Wie sieht Bellas Zukunft aus? Sie verdient sie sich selbst nach und nach als Lehrpferd. Nur ein Husten hat in letzter Zeit an ihrem soliden Altersfundament gerüttelt, er ist aber folgenlos verheilt. «Ein Pferd ist dann alt», fasst Barbara von Grebel zusammen, «wenn es nicht mehr dieselben Eigenschaften hat, zum Beispiel plötzlich lammfromm ist, wenn es zuvor immer frech war. Dann weiss man, jetzt stimmt etwas nicht mehr. Wenn die Vitalität und das Interesse nachlassen. Aber Bella ist noch voll da.» La Claire de Lune profitiert von einer glücklichen Haltung, einer fairen, ihrem Alter angepassten schonenden Art des Reitens, viel Abwechslung und einer wichtigen Aufgabe, bei der sie spürt, dass sie gebraucht wird. Ein baldiges Ende ihres stimmigen Daseins ist mit ihren fitten 23 Jahren noch nicht abzusehen.

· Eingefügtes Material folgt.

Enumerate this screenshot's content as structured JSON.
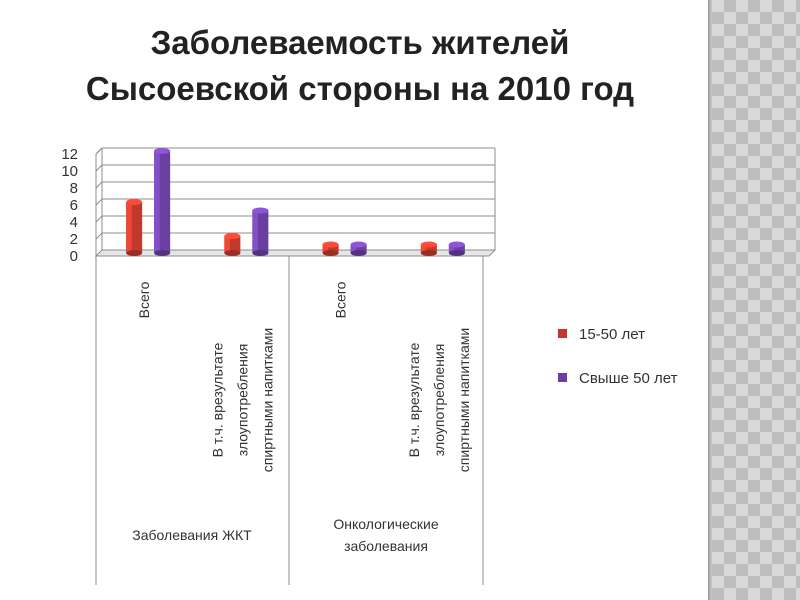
{
  "slide": {
    "title_line1": "Заболеваемость жителей",
    "title_line2": "Сысоевской стороны на 2010 год"
  },
  "chart_data": {
    "type": "bar",
    "title": "Заболеваемость жителей Сысоевской стороны на 2010 год",
    "groups": [
      {
        "label_lines": [
          "Заболевания ЖКТ"
        ],
        "categories": [
          {
            "label_lines": [
              "Всего"
            ]
          },
          {
            "label_lines": [
              "В т.ч. врезультате",
              "злоупотребления",
              "спиртными напитками"
            ]
          }
        ]
      },
      {
        "label_lines": [
          "Онкологические",
          "заболевания"
        ],
        "categories": [
          {
            "label_lines": [
              "Всего"
            ]
          },
          {
            "label_lines": [
              "В т.ч. врезультате",
              "злоупотребления",
              "спиртными напитками"
            ]
          }
        ]
      }
    ],
    "series": [
      {
        "name": "15-50 лет",
        "color": "#c0392b",
        "values": [
          6,
          2,
          1,
          1
        ]
      },
      {
        "name": "Свыше 50 лет",
        "color": "#6a3fa0",
        "values": [
          12,
          5,
          1,
          1
        ]
      }
    ],
    "y_ticks": [
      0,
      2,
      4,
      6,
      8,
      10,
      12
    ],
    "ylim": [
      0,
      12
    ],
    "grid": true,
    "legend_position": "right"
  }
}
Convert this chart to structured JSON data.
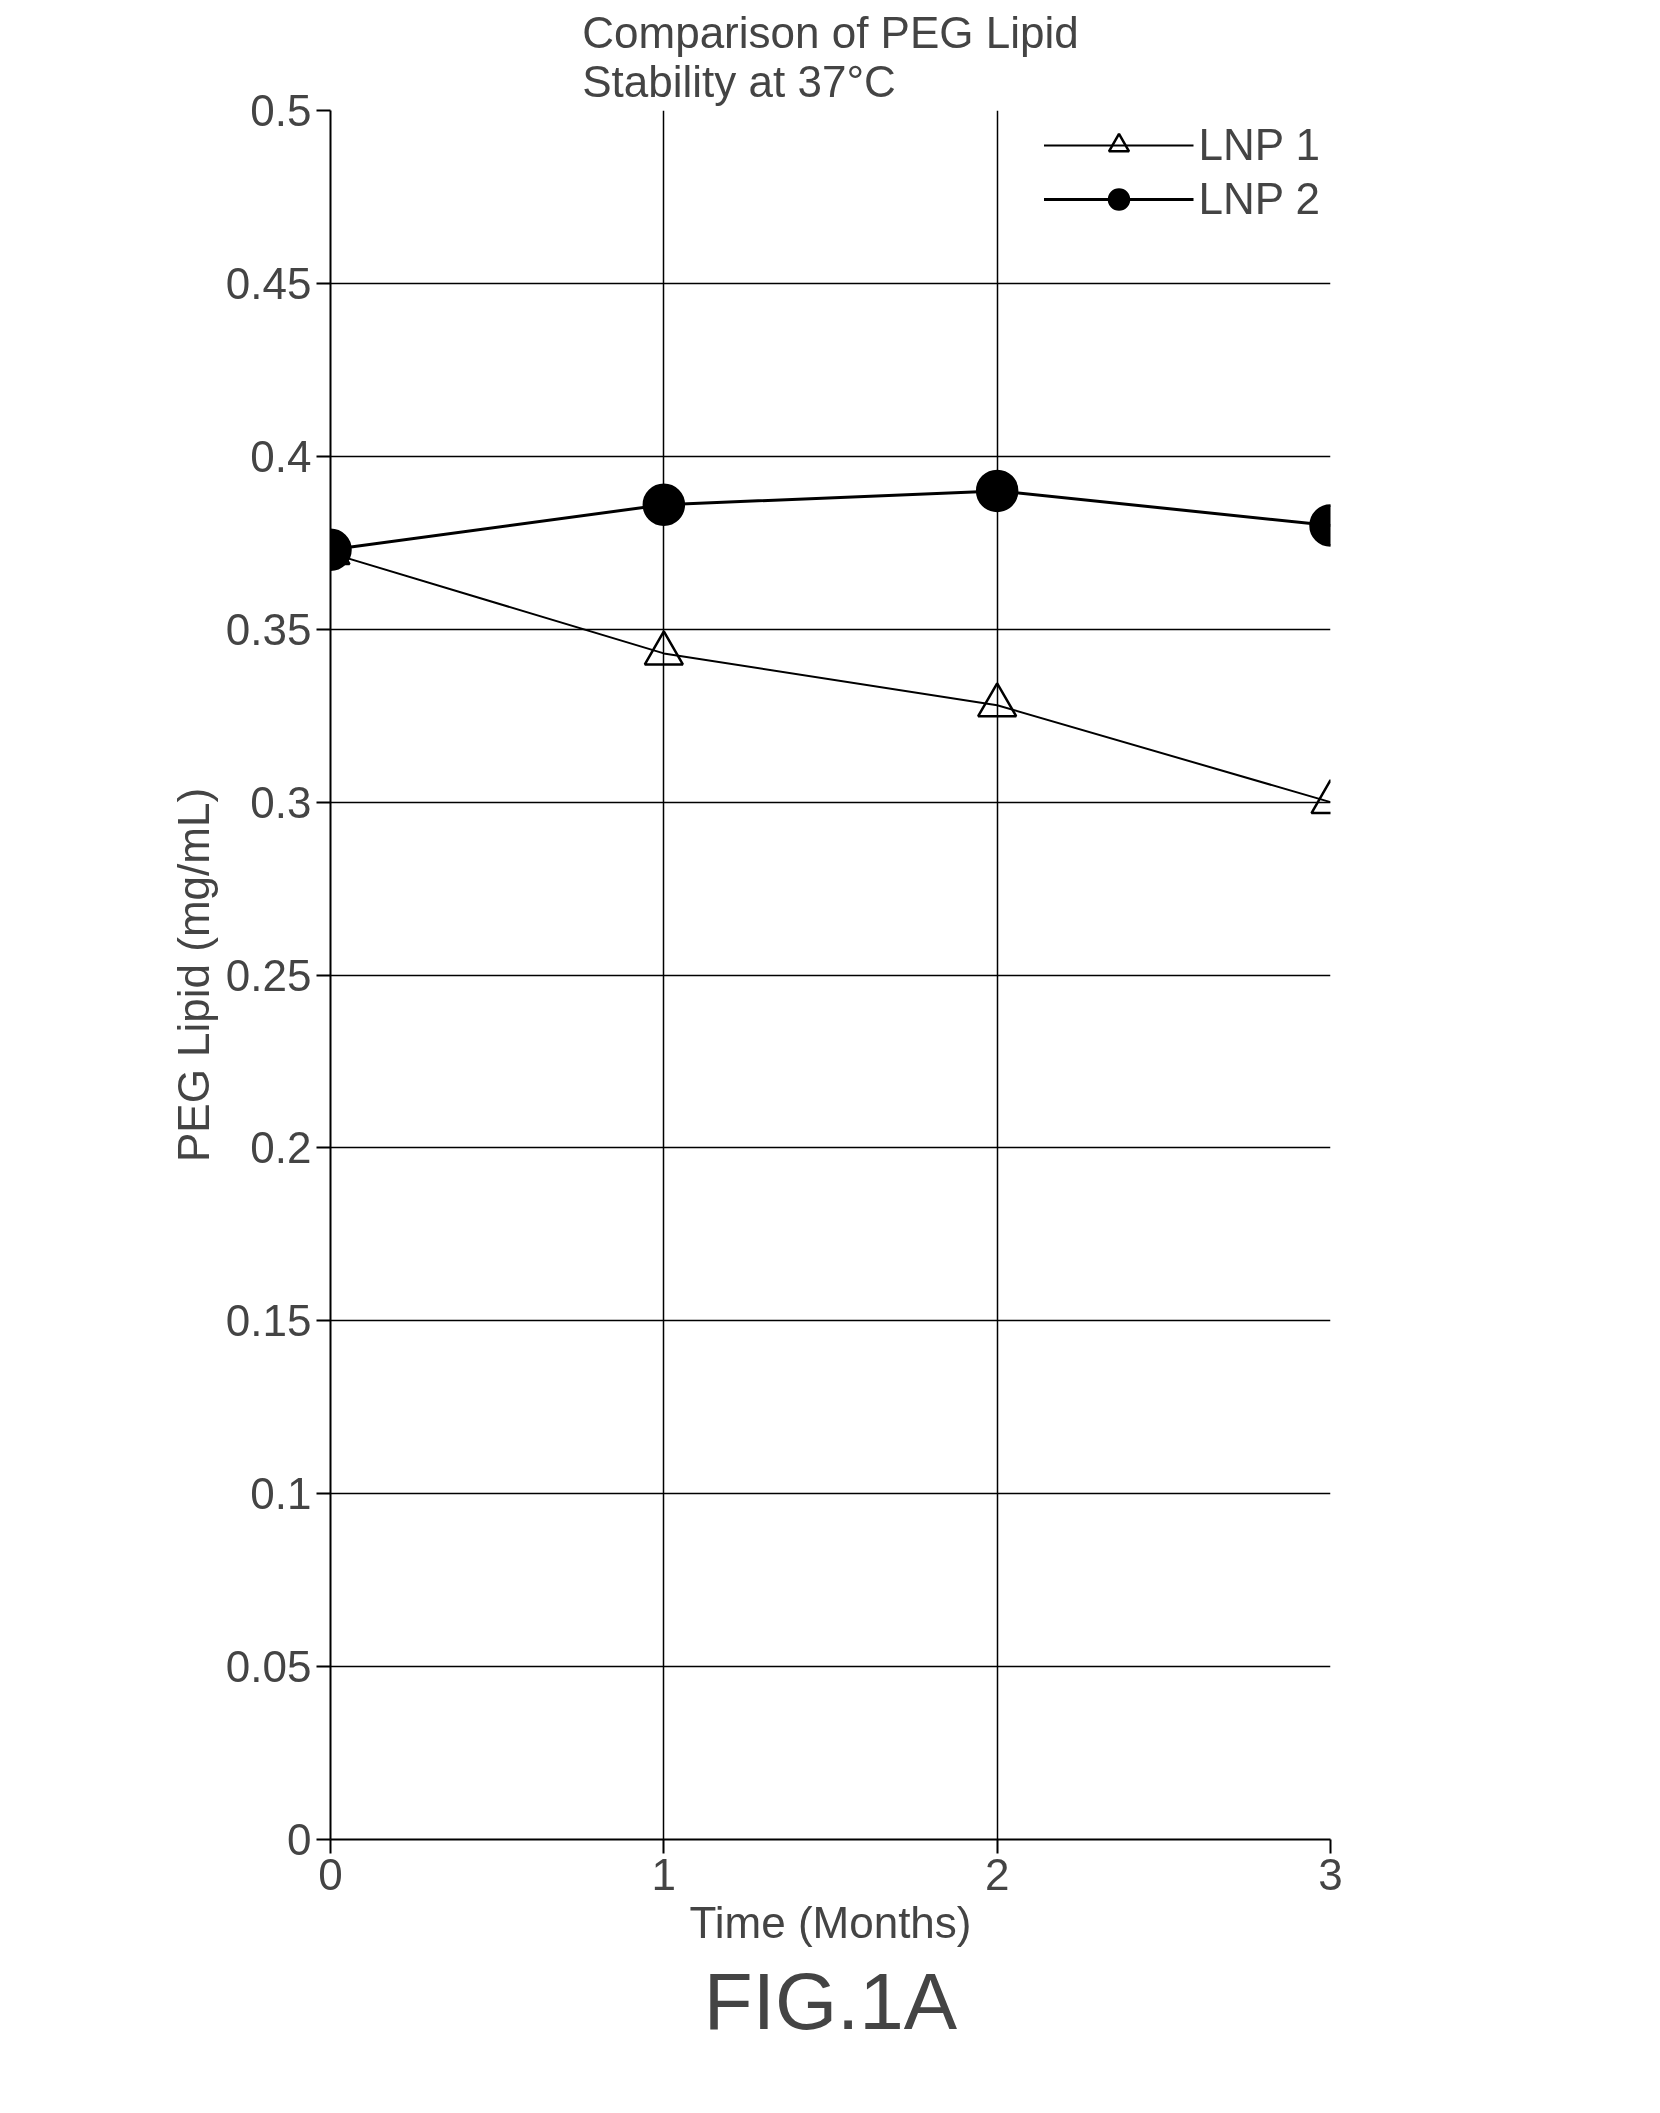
{
  "chart_data": {
    "type": "line",
    "title": "Comparison of PEG Lipid\nStability at 37°C",
    "xlabel": "Time (Months)",
    "ylabel": "PEG Lipid (mg/mL)",
    "x": [
      0,
      1,
      2,
      3
    ],
    "series": [
      {
        "name": "LNP 1",
        "color": "#000000",
        "marker": "triangle",
        "values": [
          0.372,
          0.343,
          0.328,
          0.3
        ]
      },
      {
        "name": "LNP 2",
        "color": "#000000",
        "marker": "circle",
        "values": [
          0.373,
          0.386,
          0.39,
          0.38
        ]
      }
    ],
    "xlim": [
      0,
      3
    ],
    "xticks": [
      0,
      1,
      2,
      3
    ],
    "ylim": [
      0,
      0.5
    ],
    "yticks": [
      0,
      0.05,
      0.1,
      0.15,
      0.2,
      0.25,
      0.3,
      0.35,
      0.4,
      0.45,
      0.5
    ],
    "grid": true,
    "legend": "top right",
    "annotations": [
      "FIG.1A"
    ]
  }
}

An seinem Herbstseminar im Tierspital Zürich hat sich der «Verein Forschung für das Pferd» mit alten Pferden beschäftigt, was – wie Vereinspräsident Lucas Anderes in seiner Begrüssung meinte – vor 30 Jahren noch kein Thema gewesen sei. Unter dem Eindruck eines wandelnden Ethikverständnisses machen sich heute jedoch mehr Leute Gedanken darüber, wie mit den in die Jahre gekommenen vierbeinigen Partnern umzugehen ist. Welcher Stellenwert diesem Thema zukommt, belegen allein schon die Zahlen aus der nationalen Equidendatenbank Agate: Der Anteil der über 18-Jährigen macht fast ein Viertel aller registrierten Equiden aus. Über Arthrosen und Sehnenerkrankungen referierte Dr. Michelle Jackson, Dr. Katharina Birkmann nahm sich dem Cushing und anderen Hormonerkrankungen an, und Dr. Muriel Federici ging auf Zahnprobleme ein. Die Juristin Claudia Steiger führt nebenberuflich einen Gnadenhof und provozierte mit der Frage «Sind Altersweiden die Lösung für unsere Pferde?» Lucas Anderes setzte sich zum Abschluss des aufschlussreichen Nachmittags mit «Wann dürfen, wann sollen und wann müssen wir die Pferde euthanasieren?». Zu einer klaren Antwort kam er verständlicherweise nicht. Eine Entscheidungshilfe bringt für ihn erst der Moment, wo der Zwang zu leben für das Pferd die grössere Belastung sei als der Zwang zu sterben.